Transportation also received a failing grade, and survey respondents said they would like to see transit improvements in the city, as well as bridge tolls becoming "affordable and fair," and for SkyTrain and bus service to operate later at night.

 

The report noted getting around Surrey is difficult, and infrastructure has not kept pace with population growth. The report said 60 per cent of Surrey workers travel outside of the city to get to work every day and the average commute time in Surrey takes half an hour – 10 minutes longer than the provincial and national average.

 

When it came to improving the local economy, the report found residents want to increase local jobs, service industrial and business areas with transit, as well as clean up the city.

 

As for the environment, which received a grade of C, residents surveyed said they’d like to stop or slow down the loss of trees, and maintain the protection of agricultural land and natural areas.
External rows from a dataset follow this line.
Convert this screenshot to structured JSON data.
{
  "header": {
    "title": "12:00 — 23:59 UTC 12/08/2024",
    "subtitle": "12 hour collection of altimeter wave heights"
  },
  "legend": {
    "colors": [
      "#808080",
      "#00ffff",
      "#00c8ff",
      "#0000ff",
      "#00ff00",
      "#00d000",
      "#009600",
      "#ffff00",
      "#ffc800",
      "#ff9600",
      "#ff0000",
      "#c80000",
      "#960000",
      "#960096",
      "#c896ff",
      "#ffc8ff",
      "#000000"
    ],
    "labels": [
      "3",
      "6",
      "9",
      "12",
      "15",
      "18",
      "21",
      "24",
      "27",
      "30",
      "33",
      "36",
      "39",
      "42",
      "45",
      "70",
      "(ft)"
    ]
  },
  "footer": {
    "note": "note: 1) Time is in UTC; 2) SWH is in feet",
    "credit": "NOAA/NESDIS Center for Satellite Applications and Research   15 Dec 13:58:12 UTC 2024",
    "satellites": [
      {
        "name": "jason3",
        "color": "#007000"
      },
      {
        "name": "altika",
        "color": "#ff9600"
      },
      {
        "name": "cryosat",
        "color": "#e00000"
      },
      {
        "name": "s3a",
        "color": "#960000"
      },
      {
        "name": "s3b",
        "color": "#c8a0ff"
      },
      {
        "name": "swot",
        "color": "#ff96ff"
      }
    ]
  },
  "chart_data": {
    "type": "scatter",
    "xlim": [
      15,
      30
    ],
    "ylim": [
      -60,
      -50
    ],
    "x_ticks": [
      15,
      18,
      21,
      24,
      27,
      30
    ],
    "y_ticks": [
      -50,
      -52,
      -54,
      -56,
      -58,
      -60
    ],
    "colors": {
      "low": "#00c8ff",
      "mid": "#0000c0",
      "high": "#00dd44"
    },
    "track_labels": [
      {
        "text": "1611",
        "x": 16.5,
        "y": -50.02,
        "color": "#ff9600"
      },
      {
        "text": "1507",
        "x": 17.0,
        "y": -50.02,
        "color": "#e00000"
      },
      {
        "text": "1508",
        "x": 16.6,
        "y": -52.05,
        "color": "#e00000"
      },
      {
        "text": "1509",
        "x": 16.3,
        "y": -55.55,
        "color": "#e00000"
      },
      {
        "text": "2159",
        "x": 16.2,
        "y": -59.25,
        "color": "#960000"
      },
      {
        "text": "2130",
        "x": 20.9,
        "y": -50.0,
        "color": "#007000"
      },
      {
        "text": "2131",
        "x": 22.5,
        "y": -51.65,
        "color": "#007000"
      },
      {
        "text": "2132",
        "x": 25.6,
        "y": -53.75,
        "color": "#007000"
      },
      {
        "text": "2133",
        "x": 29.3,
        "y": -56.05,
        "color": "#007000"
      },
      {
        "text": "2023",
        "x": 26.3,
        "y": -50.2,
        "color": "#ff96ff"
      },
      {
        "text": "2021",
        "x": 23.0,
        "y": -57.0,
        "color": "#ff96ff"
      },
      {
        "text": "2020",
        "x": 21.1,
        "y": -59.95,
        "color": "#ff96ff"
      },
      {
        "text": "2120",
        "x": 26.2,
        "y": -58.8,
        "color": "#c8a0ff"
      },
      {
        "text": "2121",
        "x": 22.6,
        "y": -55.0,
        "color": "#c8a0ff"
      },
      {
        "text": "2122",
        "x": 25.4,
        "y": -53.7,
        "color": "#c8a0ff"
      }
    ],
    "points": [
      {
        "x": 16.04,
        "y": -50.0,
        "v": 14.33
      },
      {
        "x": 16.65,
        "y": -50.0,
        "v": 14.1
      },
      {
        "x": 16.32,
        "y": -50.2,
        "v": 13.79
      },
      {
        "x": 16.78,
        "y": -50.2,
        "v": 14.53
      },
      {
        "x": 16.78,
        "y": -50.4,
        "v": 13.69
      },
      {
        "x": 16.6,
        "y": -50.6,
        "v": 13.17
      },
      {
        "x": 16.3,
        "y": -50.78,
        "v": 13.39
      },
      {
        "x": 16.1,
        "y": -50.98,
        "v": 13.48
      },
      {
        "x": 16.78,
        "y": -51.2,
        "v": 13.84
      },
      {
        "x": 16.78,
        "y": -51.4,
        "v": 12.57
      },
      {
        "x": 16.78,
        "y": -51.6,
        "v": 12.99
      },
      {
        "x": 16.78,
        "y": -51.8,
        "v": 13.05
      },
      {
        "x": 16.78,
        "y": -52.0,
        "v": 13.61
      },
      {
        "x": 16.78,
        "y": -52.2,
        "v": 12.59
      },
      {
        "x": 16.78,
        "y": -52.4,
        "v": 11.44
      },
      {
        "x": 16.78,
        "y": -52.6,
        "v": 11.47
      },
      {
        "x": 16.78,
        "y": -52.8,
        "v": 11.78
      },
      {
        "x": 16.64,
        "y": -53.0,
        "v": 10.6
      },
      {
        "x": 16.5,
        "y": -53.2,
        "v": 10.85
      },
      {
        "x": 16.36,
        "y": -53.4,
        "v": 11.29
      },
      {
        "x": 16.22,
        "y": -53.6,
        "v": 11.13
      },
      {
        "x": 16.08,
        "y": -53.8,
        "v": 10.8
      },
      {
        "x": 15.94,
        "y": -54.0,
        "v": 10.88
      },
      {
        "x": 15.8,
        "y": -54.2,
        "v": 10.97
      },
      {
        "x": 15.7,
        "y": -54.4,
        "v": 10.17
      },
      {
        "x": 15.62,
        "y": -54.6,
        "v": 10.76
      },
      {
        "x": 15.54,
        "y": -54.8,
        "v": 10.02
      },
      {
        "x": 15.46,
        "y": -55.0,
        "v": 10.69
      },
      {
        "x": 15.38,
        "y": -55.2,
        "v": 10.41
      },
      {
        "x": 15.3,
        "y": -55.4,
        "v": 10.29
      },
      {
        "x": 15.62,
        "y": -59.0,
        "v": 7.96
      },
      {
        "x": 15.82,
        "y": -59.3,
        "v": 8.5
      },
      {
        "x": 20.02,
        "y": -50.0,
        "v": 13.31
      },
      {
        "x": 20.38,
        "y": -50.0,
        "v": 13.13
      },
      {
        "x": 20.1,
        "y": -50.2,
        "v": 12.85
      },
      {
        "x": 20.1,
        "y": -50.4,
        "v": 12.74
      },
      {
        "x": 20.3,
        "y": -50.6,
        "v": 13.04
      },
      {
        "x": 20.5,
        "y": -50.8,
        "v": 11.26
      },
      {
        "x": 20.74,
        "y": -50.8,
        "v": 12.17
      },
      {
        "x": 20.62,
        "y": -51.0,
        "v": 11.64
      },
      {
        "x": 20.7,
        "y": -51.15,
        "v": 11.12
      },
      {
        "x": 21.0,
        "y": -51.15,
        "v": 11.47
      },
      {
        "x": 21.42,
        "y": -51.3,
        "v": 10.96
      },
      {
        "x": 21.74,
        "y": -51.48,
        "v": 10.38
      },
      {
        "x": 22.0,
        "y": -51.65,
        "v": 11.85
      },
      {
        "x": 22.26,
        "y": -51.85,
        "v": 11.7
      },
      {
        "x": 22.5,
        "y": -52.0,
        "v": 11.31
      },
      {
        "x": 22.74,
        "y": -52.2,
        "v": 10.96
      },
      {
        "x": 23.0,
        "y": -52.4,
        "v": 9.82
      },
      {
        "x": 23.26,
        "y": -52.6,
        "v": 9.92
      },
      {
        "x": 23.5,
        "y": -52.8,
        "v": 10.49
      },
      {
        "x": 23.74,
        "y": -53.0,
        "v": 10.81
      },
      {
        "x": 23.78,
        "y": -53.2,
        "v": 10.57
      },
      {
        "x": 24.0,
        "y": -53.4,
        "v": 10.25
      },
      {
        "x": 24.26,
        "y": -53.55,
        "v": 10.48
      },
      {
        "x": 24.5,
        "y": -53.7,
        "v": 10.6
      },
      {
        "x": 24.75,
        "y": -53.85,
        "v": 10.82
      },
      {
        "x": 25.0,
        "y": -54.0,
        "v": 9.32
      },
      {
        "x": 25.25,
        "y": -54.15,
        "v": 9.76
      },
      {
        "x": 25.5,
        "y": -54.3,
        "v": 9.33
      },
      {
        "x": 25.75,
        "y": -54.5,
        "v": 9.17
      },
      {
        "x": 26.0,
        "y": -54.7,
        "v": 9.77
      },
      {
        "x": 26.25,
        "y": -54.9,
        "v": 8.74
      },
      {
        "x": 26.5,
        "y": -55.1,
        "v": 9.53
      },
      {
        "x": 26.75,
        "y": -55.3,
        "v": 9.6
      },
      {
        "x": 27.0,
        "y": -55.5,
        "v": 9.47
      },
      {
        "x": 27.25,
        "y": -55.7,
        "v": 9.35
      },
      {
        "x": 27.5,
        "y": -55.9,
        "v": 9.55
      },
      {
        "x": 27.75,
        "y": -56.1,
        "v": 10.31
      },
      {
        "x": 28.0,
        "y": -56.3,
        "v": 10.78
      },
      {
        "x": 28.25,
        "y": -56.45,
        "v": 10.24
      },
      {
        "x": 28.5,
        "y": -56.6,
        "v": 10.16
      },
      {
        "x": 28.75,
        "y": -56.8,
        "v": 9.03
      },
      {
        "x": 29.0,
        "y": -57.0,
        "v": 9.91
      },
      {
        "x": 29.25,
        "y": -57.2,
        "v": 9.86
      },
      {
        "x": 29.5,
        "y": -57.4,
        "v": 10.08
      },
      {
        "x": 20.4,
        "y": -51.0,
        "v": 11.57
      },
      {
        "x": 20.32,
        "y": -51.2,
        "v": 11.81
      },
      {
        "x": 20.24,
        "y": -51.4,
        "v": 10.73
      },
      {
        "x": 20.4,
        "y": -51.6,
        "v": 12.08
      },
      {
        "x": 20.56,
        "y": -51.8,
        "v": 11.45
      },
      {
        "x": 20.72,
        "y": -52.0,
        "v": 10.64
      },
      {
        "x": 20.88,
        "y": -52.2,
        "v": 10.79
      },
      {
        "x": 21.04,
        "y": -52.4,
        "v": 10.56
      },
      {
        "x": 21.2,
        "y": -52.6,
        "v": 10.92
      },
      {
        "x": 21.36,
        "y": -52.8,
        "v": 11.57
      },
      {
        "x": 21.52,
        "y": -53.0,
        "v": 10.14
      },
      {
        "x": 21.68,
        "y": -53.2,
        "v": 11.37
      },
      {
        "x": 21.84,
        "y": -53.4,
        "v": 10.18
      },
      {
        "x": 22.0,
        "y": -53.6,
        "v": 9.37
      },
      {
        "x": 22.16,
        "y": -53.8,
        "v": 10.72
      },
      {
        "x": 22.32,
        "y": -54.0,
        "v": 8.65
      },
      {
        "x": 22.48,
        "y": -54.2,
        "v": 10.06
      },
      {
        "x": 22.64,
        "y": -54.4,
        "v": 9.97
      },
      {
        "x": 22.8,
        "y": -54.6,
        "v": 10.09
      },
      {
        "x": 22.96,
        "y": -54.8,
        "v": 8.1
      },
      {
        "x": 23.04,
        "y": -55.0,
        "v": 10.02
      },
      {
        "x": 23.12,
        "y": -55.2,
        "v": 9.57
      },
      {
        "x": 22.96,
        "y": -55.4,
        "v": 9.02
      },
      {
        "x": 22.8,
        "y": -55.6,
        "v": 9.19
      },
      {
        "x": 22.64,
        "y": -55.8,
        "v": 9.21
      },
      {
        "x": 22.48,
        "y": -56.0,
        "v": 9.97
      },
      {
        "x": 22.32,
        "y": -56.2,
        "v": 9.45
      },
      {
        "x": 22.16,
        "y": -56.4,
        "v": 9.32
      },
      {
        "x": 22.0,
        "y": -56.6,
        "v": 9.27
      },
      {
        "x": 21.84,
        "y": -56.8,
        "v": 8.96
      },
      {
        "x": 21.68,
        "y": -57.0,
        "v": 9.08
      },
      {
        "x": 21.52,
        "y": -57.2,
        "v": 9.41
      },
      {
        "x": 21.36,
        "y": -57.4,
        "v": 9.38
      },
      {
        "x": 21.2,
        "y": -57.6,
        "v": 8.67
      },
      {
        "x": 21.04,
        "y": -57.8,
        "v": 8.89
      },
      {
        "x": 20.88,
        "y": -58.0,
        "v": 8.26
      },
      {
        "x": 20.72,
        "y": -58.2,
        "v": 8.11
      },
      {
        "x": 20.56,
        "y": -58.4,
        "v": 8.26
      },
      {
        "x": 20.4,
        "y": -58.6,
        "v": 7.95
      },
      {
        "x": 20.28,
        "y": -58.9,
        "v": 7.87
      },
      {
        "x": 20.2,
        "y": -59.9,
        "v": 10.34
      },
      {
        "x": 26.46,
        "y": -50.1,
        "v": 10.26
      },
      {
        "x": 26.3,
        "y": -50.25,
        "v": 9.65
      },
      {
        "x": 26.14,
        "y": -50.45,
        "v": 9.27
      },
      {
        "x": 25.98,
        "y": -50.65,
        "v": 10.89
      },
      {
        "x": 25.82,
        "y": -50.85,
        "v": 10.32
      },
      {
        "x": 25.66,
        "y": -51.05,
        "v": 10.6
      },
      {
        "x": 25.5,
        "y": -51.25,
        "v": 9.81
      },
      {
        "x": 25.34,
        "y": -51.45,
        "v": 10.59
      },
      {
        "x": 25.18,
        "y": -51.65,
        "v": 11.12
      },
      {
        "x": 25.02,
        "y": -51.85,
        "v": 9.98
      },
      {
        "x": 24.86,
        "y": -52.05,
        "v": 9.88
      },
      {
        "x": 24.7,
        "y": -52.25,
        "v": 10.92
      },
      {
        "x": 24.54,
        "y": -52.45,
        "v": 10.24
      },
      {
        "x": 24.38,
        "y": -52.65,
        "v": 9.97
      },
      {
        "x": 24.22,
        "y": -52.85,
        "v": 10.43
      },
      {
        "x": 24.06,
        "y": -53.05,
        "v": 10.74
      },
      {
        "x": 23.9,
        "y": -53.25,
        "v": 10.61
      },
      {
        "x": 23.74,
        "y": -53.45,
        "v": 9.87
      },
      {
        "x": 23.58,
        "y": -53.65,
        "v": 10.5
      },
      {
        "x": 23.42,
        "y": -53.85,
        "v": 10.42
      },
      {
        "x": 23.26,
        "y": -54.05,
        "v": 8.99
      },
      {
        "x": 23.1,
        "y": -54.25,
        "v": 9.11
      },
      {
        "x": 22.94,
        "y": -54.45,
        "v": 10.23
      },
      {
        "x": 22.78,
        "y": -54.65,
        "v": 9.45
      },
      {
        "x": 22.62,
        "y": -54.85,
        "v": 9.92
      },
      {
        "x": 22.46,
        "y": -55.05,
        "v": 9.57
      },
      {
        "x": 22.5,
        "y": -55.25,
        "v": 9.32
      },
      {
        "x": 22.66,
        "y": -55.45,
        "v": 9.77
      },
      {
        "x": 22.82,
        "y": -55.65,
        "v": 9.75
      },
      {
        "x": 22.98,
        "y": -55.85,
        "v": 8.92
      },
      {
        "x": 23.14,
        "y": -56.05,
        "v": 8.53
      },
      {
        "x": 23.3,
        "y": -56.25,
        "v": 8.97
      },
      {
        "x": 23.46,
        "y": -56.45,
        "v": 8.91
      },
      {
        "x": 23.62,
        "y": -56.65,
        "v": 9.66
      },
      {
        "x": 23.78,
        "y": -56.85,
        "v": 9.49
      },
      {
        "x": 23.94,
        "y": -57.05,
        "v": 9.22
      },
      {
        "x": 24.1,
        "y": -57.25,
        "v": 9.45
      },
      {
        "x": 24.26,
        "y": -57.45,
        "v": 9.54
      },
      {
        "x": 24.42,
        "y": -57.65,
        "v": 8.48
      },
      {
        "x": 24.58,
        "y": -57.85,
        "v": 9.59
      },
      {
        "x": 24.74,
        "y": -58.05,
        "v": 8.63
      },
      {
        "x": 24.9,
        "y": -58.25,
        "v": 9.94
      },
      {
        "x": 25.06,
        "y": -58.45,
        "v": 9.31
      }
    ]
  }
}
Residents expressed pride in the city’s recycling and food scrap collection program – which diverted Surrey’s garbage by 68 per cent in 2013 – and the many parks and natural areas in the city.

 

In the survey, residents praised the local arts and culture scene, noting the many festivals and libraries, but would like to see more neighbourhood events and promotion of those that already exist.

 

Praised in the report were the Surrey Library’s reading clubs for children, the largest in the province, and festivals including the Vaisakhi parade, which is attended by more than 200,000 people a year.

 

In addition to questions on each topic, the survey also looked at things residents loved – and things residents want to see improved – in the community.

 

The survey found residents believe the top 10 things to celebrate about the community are parks; festivals and events; locally grown food; the natural environment; diverse cultures; the growing economy; recreation opportunities; friends and family; good governance and people.

 

When it came to the top 10 things to improve, residents reported crime as the top issue, followed by transit, mental illness, addiction, community planning, housing options and affordability, health care, employment opportunities, schools (K-12) and poverty.

 

Anita Huberman, CEO of Surrey Board of Trade, said the study "ties in livability with economic development."

 

"Some are surprising and some are results that we already knew," she said of the findings. "All of these results will be fed into the Surrey Board of Trade’s advocacy teams to instigate change," she noted, adding the report shows what the focus needs to be to create a "more vibrant, more livable city."

 

Surrey’s next Vital Signs report, set for 2017, is planned to focus on youth.